You don’t have to be wealthy to be a patron

Yesterday I watched a video over at Diary of an Arts Pastor. In the spot, David Taylor talks specifically about his vision for artistic renewal in Austin, Texas. I’m not exactly sure what I think of the video, but it did convey some worthwhile ideas. One idea that I latched onto is one I’d already been thinking about this year:

“You don’t have to be wealthy to be a patron.”

This is probably coming out of my burgeoning desire to be a catalyst (a desire that’s been burgeoning, as it were, for the past ten years). It was helped along by the ceramic art my wife gave me for Christmas.

I haven’t fleshed this idea out yet, that you don’t have to be rich to be a patron of the arts, but there seem to be some basic places a person could start. Add new art to your budget, for instance. Give art as gifts, as my wife did. Befriend artists and become part of their street team; word-of-mouth is the best marketing.
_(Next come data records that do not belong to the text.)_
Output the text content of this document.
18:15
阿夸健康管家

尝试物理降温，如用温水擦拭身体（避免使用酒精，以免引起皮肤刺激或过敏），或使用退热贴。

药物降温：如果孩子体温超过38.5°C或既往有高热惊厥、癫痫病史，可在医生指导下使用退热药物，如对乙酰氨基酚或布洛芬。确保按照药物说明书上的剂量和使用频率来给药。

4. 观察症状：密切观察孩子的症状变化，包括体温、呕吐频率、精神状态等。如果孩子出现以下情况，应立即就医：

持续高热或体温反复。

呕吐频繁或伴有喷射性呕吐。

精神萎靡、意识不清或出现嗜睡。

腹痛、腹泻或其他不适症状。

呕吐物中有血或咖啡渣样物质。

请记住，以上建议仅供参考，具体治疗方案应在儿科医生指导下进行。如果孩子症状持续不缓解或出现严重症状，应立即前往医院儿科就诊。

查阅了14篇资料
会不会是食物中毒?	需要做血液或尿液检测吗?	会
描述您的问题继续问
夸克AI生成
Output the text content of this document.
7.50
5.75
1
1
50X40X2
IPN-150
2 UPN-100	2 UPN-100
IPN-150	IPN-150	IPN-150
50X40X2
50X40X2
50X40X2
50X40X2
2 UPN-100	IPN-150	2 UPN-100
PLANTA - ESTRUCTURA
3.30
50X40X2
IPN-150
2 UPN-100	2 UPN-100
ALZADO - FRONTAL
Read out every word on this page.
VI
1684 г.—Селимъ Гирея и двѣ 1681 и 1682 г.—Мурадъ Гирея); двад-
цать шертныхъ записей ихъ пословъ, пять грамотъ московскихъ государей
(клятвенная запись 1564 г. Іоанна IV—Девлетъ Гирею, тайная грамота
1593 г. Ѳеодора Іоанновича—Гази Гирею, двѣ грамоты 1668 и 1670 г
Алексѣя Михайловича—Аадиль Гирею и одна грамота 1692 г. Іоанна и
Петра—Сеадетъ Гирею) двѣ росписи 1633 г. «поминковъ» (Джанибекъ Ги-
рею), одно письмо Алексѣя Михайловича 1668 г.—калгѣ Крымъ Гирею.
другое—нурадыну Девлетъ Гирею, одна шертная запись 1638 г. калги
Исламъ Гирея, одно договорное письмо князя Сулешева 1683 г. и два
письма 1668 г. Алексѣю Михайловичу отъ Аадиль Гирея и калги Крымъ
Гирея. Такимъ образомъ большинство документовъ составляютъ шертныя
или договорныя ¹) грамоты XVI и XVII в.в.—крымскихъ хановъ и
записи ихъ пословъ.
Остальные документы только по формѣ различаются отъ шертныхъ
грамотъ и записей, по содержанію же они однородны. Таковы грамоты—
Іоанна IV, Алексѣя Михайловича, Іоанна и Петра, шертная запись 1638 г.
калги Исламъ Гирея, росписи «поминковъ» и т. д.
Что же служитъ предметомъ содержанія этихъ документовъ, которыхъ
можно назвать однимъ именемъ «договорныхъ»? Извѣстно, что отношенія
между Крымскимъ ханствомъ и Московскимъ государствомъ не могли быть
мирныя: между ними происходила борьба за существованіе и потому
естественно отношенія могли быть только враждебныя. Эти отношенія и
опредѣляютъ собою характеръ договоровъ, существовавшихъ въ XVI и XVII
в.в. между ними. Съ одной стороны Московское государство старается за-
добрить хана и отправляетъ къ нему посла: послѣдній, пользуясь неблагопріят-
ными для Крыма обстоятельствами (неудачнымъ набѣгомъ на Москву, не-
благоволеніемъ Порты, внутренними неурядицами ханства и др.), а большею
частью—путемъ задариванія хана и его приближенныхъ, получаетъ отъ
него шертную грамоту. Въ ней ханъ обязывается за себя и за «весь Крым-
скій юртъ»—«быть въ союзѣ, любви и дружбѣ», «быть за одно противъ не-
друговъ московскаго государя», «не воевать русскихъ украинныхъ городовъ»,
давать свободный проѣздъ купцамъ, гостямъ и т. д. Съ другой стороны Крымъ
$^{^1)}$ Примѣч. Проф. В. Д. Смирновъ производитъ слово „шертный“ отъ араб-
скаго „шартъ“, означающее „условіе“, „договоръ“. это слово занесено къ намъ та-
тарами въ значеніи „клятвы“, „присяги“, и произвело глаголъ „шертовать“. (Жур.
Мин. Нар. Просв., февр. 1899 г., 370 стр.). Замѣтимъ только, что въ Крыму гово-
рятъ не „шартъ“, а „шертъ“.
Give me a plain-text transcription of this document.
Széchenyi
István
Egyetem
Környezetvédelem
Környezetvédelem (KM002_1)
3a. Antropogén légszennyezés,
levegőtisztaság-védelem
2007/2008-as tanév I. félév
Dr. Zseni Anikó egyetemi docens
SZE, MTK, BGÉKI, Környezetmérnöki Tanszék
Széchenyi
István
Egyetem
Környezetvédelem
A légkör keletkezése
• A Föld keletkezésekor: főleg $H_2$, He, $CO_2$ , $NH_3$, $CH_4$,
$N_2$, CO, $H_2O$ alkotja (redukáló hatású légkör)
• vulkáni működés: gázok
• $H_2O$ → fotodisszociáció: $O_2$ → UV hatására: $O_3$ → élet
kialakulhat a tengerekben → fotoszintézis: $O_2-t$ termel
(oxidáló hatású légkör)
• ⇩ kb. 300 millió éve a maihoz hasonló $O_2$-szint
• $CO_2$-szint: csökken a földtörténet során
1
If you don’t think you have money in your budget to buy art you haven’t visited the right venues lately. Look at Etsy (yes, there are imaginative and well-crafted plastic arts on this website amidst the ubiquitous jewelry and handbag collections) or other online galleries. Seek out aspiring artists who don’t charge as much for their pieces, which is the best kind of artistic investment anyway. Barter works as well. Maybe you’re a web programmer; trade website design for a painting or sculpture.

Any other ideas?

David Taylor video


About pcNielsen
Paul Nielsen founded The Aesthetic Elevator late in 2005. He owns a piece of paper, located somewhere in his house (not on the wall), stating that he earned a B.F.A. from the University of Nebraska around about 2001. While there, he studied studied architecture, graphic design and ceramics, graduating with a degree in studio art. Paul presently serves as communications manager for a small non-profit doing their print design and marketing. He spends as much time sculpting in his studio as possible — which is not nearly enough. Visit his website at

4 Responses to You don’t have to be wealthy to be a patron

  1. YAY! I totally agree. We bought handmade ceramic dishes for our dinnerwear and we troll student art shows for good art for cheap. We collect lithographs and buy small paintings when we’re on vacation. My favorite is a 19th century oil painting of St. Isodore from Florence. He’s our kitchen saint. We’ve purchased hand blown glass wine stoppers for gifts. Etsy is fantastic. There is art for every budget out there! Also, think about how much you spend on other, less important, things. We spent $900 on a tv. We could’ve bought an oil painting.

  2. pNielsen says:

    Or a few oil paintings and sculpture if you were patient.

    Has the increasing availability of new technologies in the last century diverted some of our budgets away from the arts?

  3. It makes me a little upset that David Taylor, who in general I appreciate what he has to say, made a fuss about the nudity in one of the paintings on that video. How is the church ever supposed to get off of that “nipple-phobia” if even her artists have it?

    Think about the middle ages and the Renaissance- very little in the way of techonolgy and a lot in the way of art. We have spent a lot of money on computer equipment and gadgets, small in American standards, but think of the art my $1200 laptop could’ve afforded.

  4. pcNielsen says:

    You’re right about the way the nudity was handled in the video. There was a lot about the video I just didn’t take to, like I said in the post, but there were a few things worth remembering too. Course, that’s the way it is with a lot of media we take in in life. Just because we don’t agree with something doesn’t mean we shouldn’t watch a movie or read a particular book. Do we agree with everything in books we read? If so, we might be too gullible and not discerning enough.